One interesting thing is the similar language used in the Christian sources to describe the bloodshed, which was either ankle deep, calf deep, or up to the knees of horses. These descriptions have contributed to the modern interpretation of the event, since modern critics cite them as clear evidence of the horrific massacre. However, the language was not meant to be taken literally and was not intended to factually record the number of those killed (as most modern readers understand it) but was intended to mimic passages of Scripture which medieval people would instantly recall (see Revelation 14:20). In using well-known scriptural imagery, First Crusade commentators made the point that victory over Muslim forces throughout the Crusade and specifically at Jerusalem was ordained by God as a judgment against unbelievers.

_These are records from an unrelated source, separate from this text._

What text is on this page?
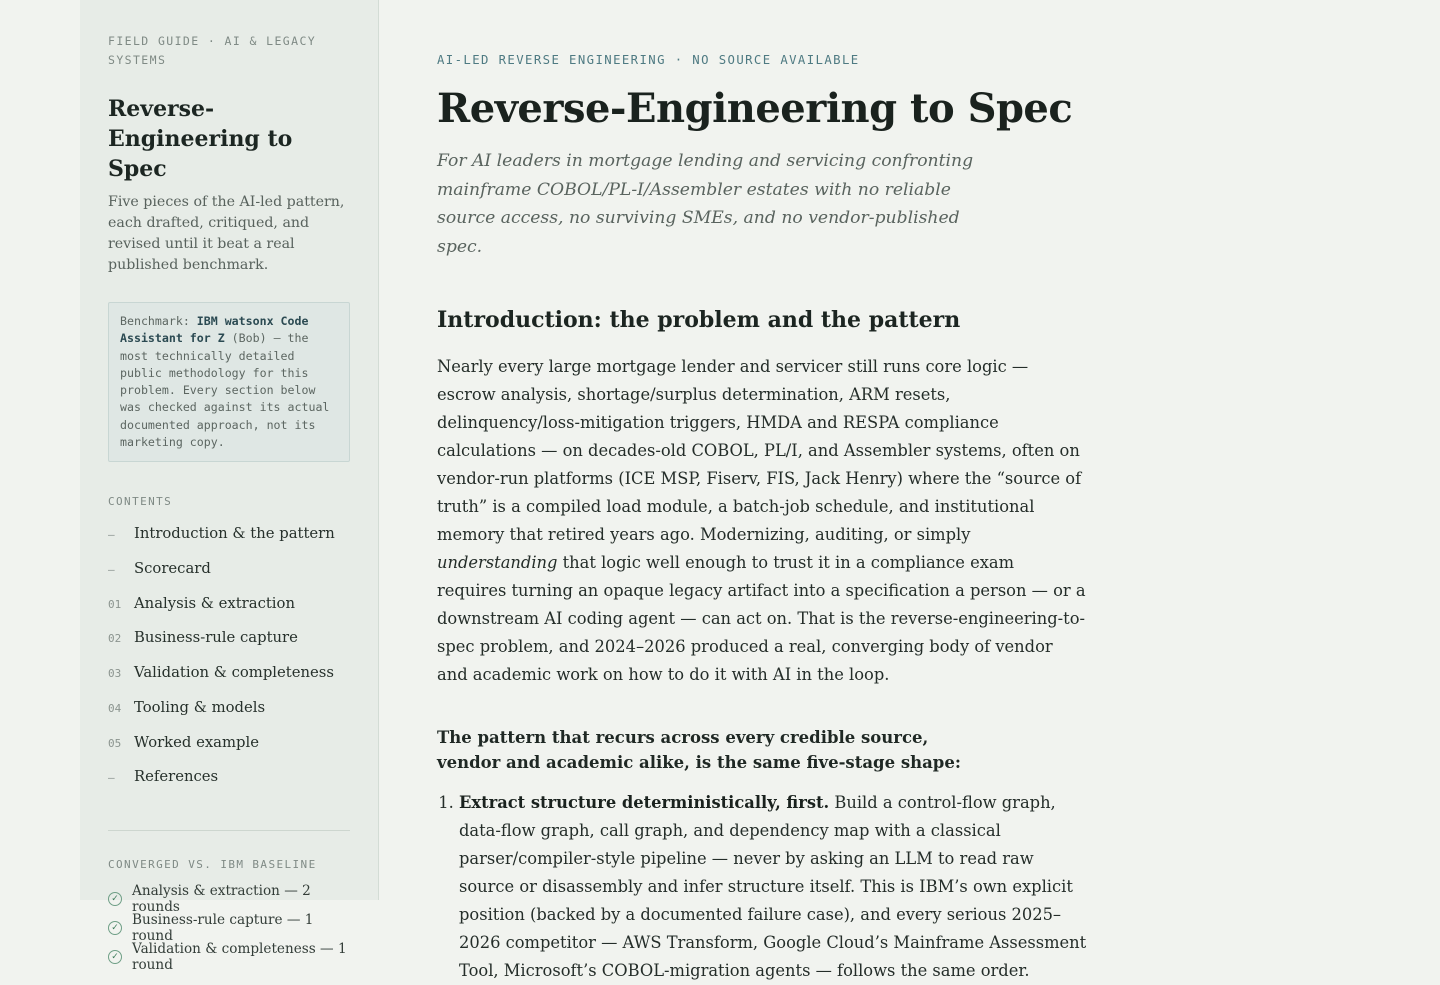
FIELD GUIDE · AI & LEGACY SYSTEMS
Reverse-Engineering to Spec

Five pieces of the AI-led pattern, each drafted, critiqued, and revised until it beat a real published benchmark.

Benchmark: IBM watsonx Code Assistant for Z (Bob) — the most technically detailed public methodology for this problem. Every section below was checked against its actual documented approach, not its marketing copy.
CONTENTS
–	Introduction & the pattern
–	Scorecard
01 Analysis & extraction
02 Business-rule capture
03 Validation & completeness
04 Tooling & models
05 Worked example
–	References
CONVERGED VS. IBM BASELINE
✓ Analysis & extraction — 2 rounds
✓ Business-rule capture — 1 round
✓ Validation & completeness — 1 round
AI-LED REVERSE ENGINEERING · NO SOURCE AVAILABLE
Reverse-Engineering to Spec

For AI leaders in mortgage lending and servicing confronting mainframe COBOL/PL-I/Assembler estates with no reliable source access, no surviving SMEs, and no vendor-published spec.

Introduction: the problem and the pattern

Nearly every large mortgage lender and servicer still runs core logic — escrow analysis, shortage/surplus determination, ARM resets, delinquency/loss-mitigation triggers, HMDA and RESPA compliance calculations — on decades-old COBOL, PL/I, and Assembler systems, often on vendor-run platforms (ICE MSP, Fiserv, FIS, Jack Henry) where the “source of truth” is a compiled load module, a batch-job schedule, and institutional memory that retired years ago. Modernizing, auditing, or simply understanding that logic well enough to trust it in a compliance exam requires turning an opaque legacy artifact into a specification a person — or a downstream AI coding agent — can act on. That is the reverse-engineering-to-spec problem, and 2024–2026 produced a real, converging body of vendor and academic work on how to do it with AI in the loop.

The pattern that recurs across every credible source,
vendor and academic alike, is the same five-stage shape:

1. Extract structure deterministically, first. Build a control-flow graph, data-flow graph, call graph, and dependency map with a classical parser/compiler-style pipeline — never by asking an LLM to read raw source or disassembly and infer structure itself. This is IBM’s own explicit position (backed by a documented failure case), and every serious 2025–2026 competitor — AWS Transform, Google Cloud’s Mainframe Assessment Tool, Microsoft’s COBOL-migration agents — follows the same order.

Although the killing of civilians in Jerusalem cannot be justified, it can be explained as the actions of an army that had suffered greatly over the previous three years whose members were delirious with finally achieving their objective. Often ignored by modern critics of the Crusades is the precarious military situation faced by the Crusaders at the time. Although they had secured the city, they knew an Egyptian relief army was on the move, and perhaps the fear of leaving a sizable enemy presence in the city contributed to the killings.

War is a brutish affair, and massacres were by no means the sole province of Christian warriors on Crusade. The Muslim warlord Zengi massacred 6,000 Christian men, women, and children on Christmas Eve 1144 when he conquered the city of Edessa. Likewise, Baybars, the thirteenth-century Mamluk general-turned-sultan of Egypt, pursued a policy of aggressive jihad in his campaigns against Christian settlements in the Latin East. After conquering Antioch, he ordered the city gates closed and locked the entire Christian population trapped inside. All were massacred in a bloodbath so repulsive that it shocked even Muslim chroniclers. Those who point to the massacre of Jerusalem as proof that the Crusades were shameful should at least acknowledge that Christians in the Latin East suffered even more gruesome episodes at the hands of Muslims.

Understanding the context of historical events is crucial in evaluating the past actions of human beings. Misrepresenting those actions or applying them inappropriately to an entire historical movement is not proper history and contributes to a false narrative rather than the real story.

By Steve Weidenkopf


1 comment

  1. Patrick Gannon Reply

    Pretty poor excuse, from my perspective. When did the RCC condemn the massacre? I can’t seem to find an answer to that. And the “we’re not as bad as them” argument speaks for itself.
    The Abrahamic god embraces genocide and slaughter. Solving problems with violence is all He knows. The holy books for the Abrahamic religions endorse killing non-believers. It’s what Yahweh wanted, so why so defensive now?